Crimson Tidal Wave

, Deborah Lambert, Leave a comment

The complete transcript of Harvard prez Lawrence Summers’s [pictured] speech containing his controversial remarks about gender differences has now been released. But whether this helps or hurts his career is still a matter of opinion.

Wall Street Journal reporters Robert Tomsho and John Hechinger said in a recent piece that Summers’s issues go far deeper than his statement that “innate gender differences could help explain why fewer women gain high level academic careers in science and math.”
Summers, a former U.S. Treasury Secretary, is no stranger to the academic world. He earned a BS from M.I.T. and a Ph.D. from Harvard. At age 28, he became one of Harvard’s youngest tenured economics professors in the school’s history.

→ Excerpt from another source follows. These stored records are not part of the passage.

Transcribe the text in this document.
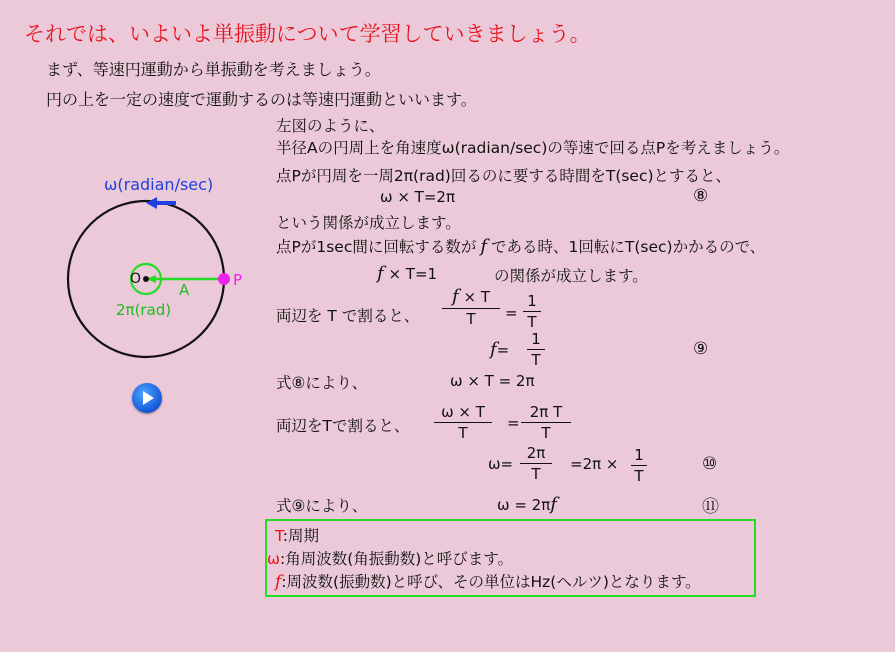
それでは、いよいよ単振動について学習していきましょう。
まず、等速円運動から単振動を考えましょう。
円の上を一定の速度で運動するのは等速円運動といいます。
ω(radian/sec)
O
A
P
2π(rad)
左図のように、
半径Aの円周上を角速度ω(radian/sec)の等速で回る点Pを考えましょう。
点Pが円周を一周2π(rad)回るのに要する時間をT(sec)とすると、
ω × T=2π	⑧
という関係が成立します。
点Pが1sec間に回転する数が f である時、1回転にT(sec)かかるので、
f × T=1	の関係が成立します。
両辺を T で割ると、 $\frac{f \times T}{T} = \frac{1}{T}$
$f= \frac{1}{T}$	⑨
式⑧により、	ω × T = 2π
両辺をTで割ると、 $\frac{\omega \times T}{T} = \frac{\text{2π T}}{T}$
$\omega= \frac{2\pi}{T} =2\pi \times \frac{1}{T}$	⑩
式⑨により、	ω = 2πf	⑪
T:周期
ω:角周波数(角振動数)と呼びます。
f:周波数(振動数)と呼び、その単位はHz(ヘルツ)となります。
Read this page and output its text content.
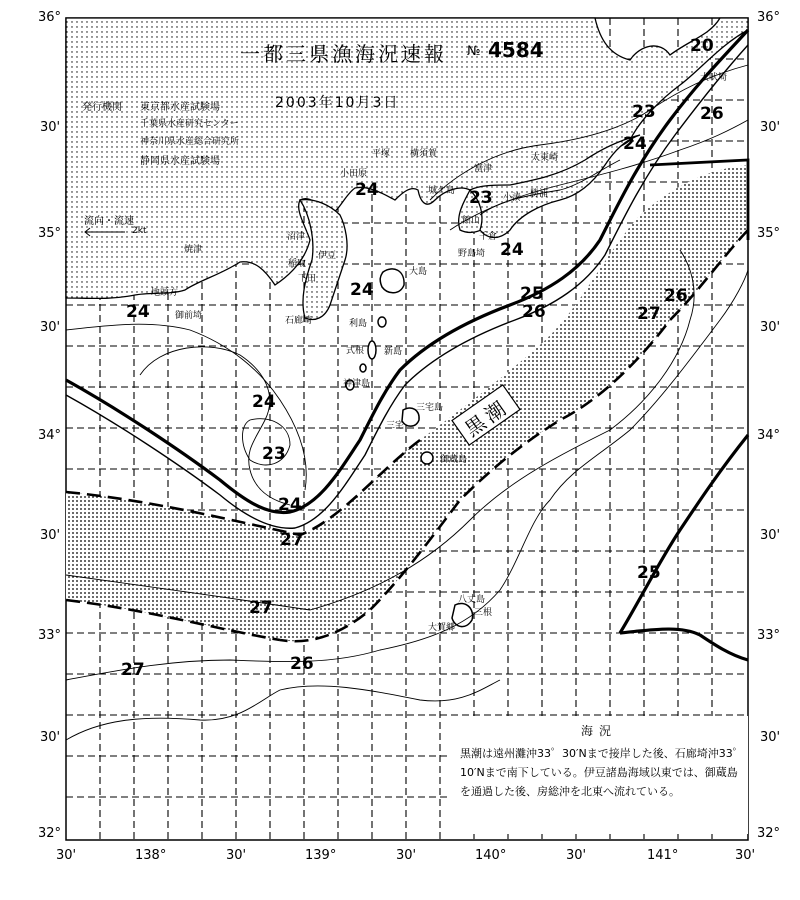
一都三県漁海況速報 № 4584
発行機関 東京都水産試験場
千葉県水産研究センター
神奈川県水産総合研究所
静岡県水産試験場
2003年10月3日
流向・流速
2kt
黒潮
36°
30'
35°
30'
34°
30'
33°
30'
32°
36°
30'
35°
30'
34°
30'
33°
30'
32°
30'	138°	30'	139°	30'	140°	30'	141°	30'
20
23	26
24
24	23
24
24	25
26	27
26
24
24
23
24
27
25
27
27	26
犬吠埼
太東崎
勝浦
小湊
富津
横須賀
平塚
小田原
館山
千倉
野島埼
城ケ島
大島
利島
神津島
三宅島
御蔵島
八丈島
三根
大賀郷
沼津
焼津
御前埼
地頭方
伊豆
稲取
下田
石廊崎
式根
三宅
新島
海況
黒潮は遠州灘沖33゜30′Nまで接岸した後、石廊埼沖33゜10′Nまで南下している。伊豆諸島海域以東では、御蔵島を通過した後、房総沖を北東へ流れている。
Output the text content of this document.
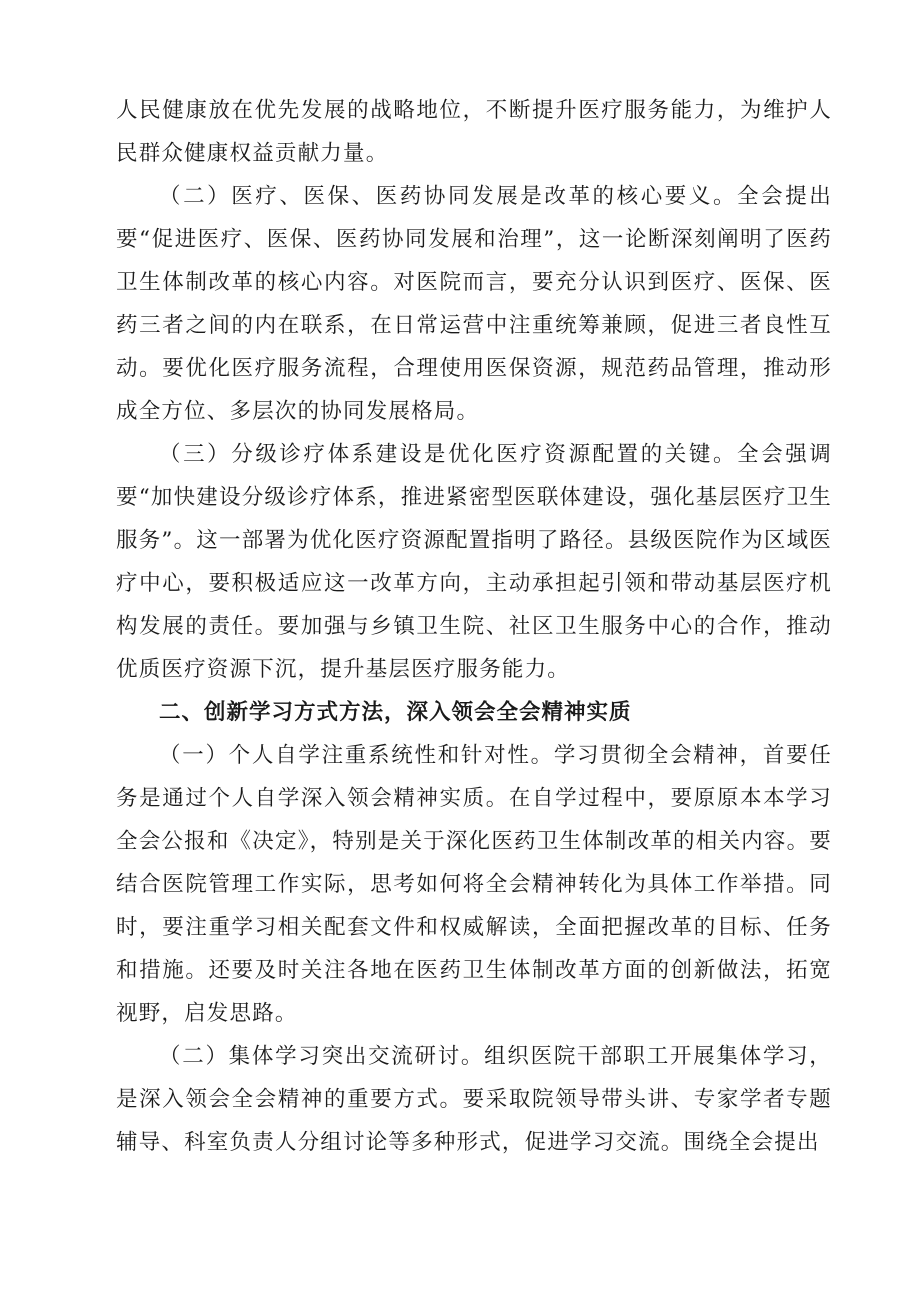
人民健康放在优先发展的战略地位，不断提升医疗服务能力，为维护人民群众健康权益贡献力量。

（二）医疗、医保、医药协同发展是改革的核心要义。全会提出要“促进医疗、医保、医药协同发展和治理”，这一论断深刻阐明了医药卫生体制改革的核心内容。对医院而言，要充分认识到医疗、医保、医药三者之间的内在联系，在日常运营中注重统筹兼顾，促进三者良性互动。要优化医疗服务流程，合理使用医保资源，规范药品管理，推动形成全方位、多层次的协同发展格局。

（三）分级诊疗体系建设是优化医疗资源配置的关键。全会强调要“加快建设分级诊疗体系，推进紧密型医联体建设，强化基层医疗卫生服务”。这一部署为优化医疗资源配置指明了路径。县级医院作为区域医疗中心，要积极适应这一改革方向，主动承担起引领和带动基层医疗机构发展的责任。要加强与乡镇卫生院、社区卫生服务中心的合作，推动优质医疗资源下沉，提升基层医疗服务能力。

二、创新学习方式方法，深入领会全会精神实质

（一）个人自学注重系统性和针对性。学习贯彻全会精神，首要任务是通过个人自学深入领会精神实质。在自学过程中，要原原本本学习全会公报和《决定》，特别是关于深化医药卫生体制改革的相关内容。要结合医院管理工作实际，思考如何将全会精神转化为具体工作举措。同时，要注重学习相关配套文件和权威解读，全面把握改革的目标、任务和措施。还要及时关注各地在医药卫生体制改革方面的创新做法，拓宽视野，启发思路。

（二）集体学习突出交流研讨。组织医院干部职工开展集体学习，是深入领会全会精神的重要方式。要采取院领导带头讲、专家学者专题辅导、科室负责人分组讨论等多种形式，促进学习交流。围绕全会提出
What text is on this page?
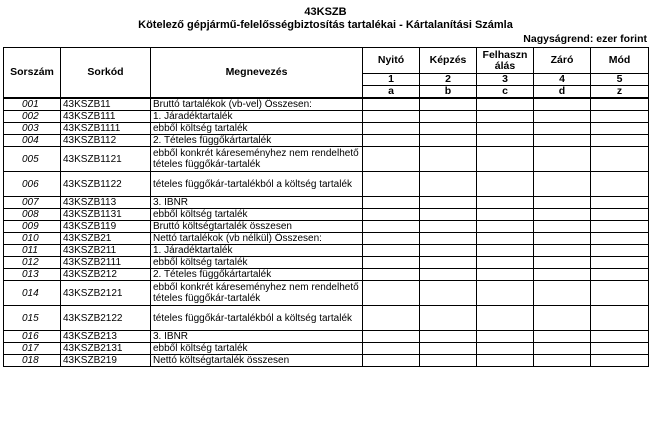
43KSZB
Kötelező gépjármű-felelősségbiztosítás tartalékai - Kártalanítási Számla
Nagyságrend: ezer forint
Sorszám	Sorkód	Megnevezés	Nyitó	Képzés	Felhaszn álás	Záró	Mód
			1	2	3	4	5
			a	b	c	d	z
001	43KSZB11	Bruttó tartalékok (vb-vel) Összesen:					
002	43KSZB111	1. Járadéktartalék					
003	43KSZB1111	ebből költség tartalék					
004	43KSZB112	2. Tételes függőkártartalék					
005	43KSZB1121	ebből konkrét káreseményhez nem rendelhető tételes függőkár-tartalék					
006	43KSZB1122	tételes függőkár-tartalékból a költség tartalék					
007	43KSZB113	3. IBNR					
008	43KSZB1131	ebből költség tartalék					
009	43KSZB119	Bruttó költségtartalék összesen					
010	43KSZB21	Nettó tartalékok (vb nélkül) Összesen:					
011	43KSZB211	1. Járadéktartalék					
012	43KSZB2111	ebből költség tartalék					
013	43KSZB212	2. Tételes függőkártartalék					
014	43KSZB2121	ebből konkrét káreseményhez nem rendelhető tételes függőkár-tartalék					
015	43KSZB2122	tételes függőkár-tartalékból a költség tartalék					
016	43KSZB213	3. IBNR					
017	43KSZB2131	ebből költség tartalék					
018	43KSZB219	Nettó költségtartalék összesen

Many faculty members have criticized Summers’s confrontational management style exemplified by his scolding former Harvard Prof. Cornel West for “making a hip-hop record and allegedly missing classes to help with a political campaign,” (Prof. West packed up and went to Princeton.)

Summers has also been a strong supporter of re-establishing an ROTC presence on campus, and has taken on some of the school’s sacred cows like grade inflation.

In his speech, Summers said that gender differences in certain math and science fields could be explained by “family desires and employers’ current desire for high power and high intensity.”

To bolster his point, Summers also told his audience that women weren’t the only underrepresented group in various sectors of the economy. “To take a set of diverse examples,” he said, “the data will, I am confident, reveal that Catholics are substantially underrepresented in investment banking. . .that white men are very substantially underrepresented in the National Basketball Association; and that Jews are very substantially underrepresented in farming and agriculture.”

The release of the transcript sparked further mea culpas by the school president, who noted that although his remarks were “explicitly speculative,” he would have spoken differently if he could ‘turn back the clock.’”

Some Harvard faculty members disagree with the prevailing faculty criticism of Summers. Government Prof. Harvey C. Mansfield contends that Summers “is being attacked for his strengths and not for his defects,” adding that “the liberals of Harvard lost the election last November, and they are taking it out on Larry Summers.”

Debbie Lambert writes the “Squeaky Chalk” column for Campus Report.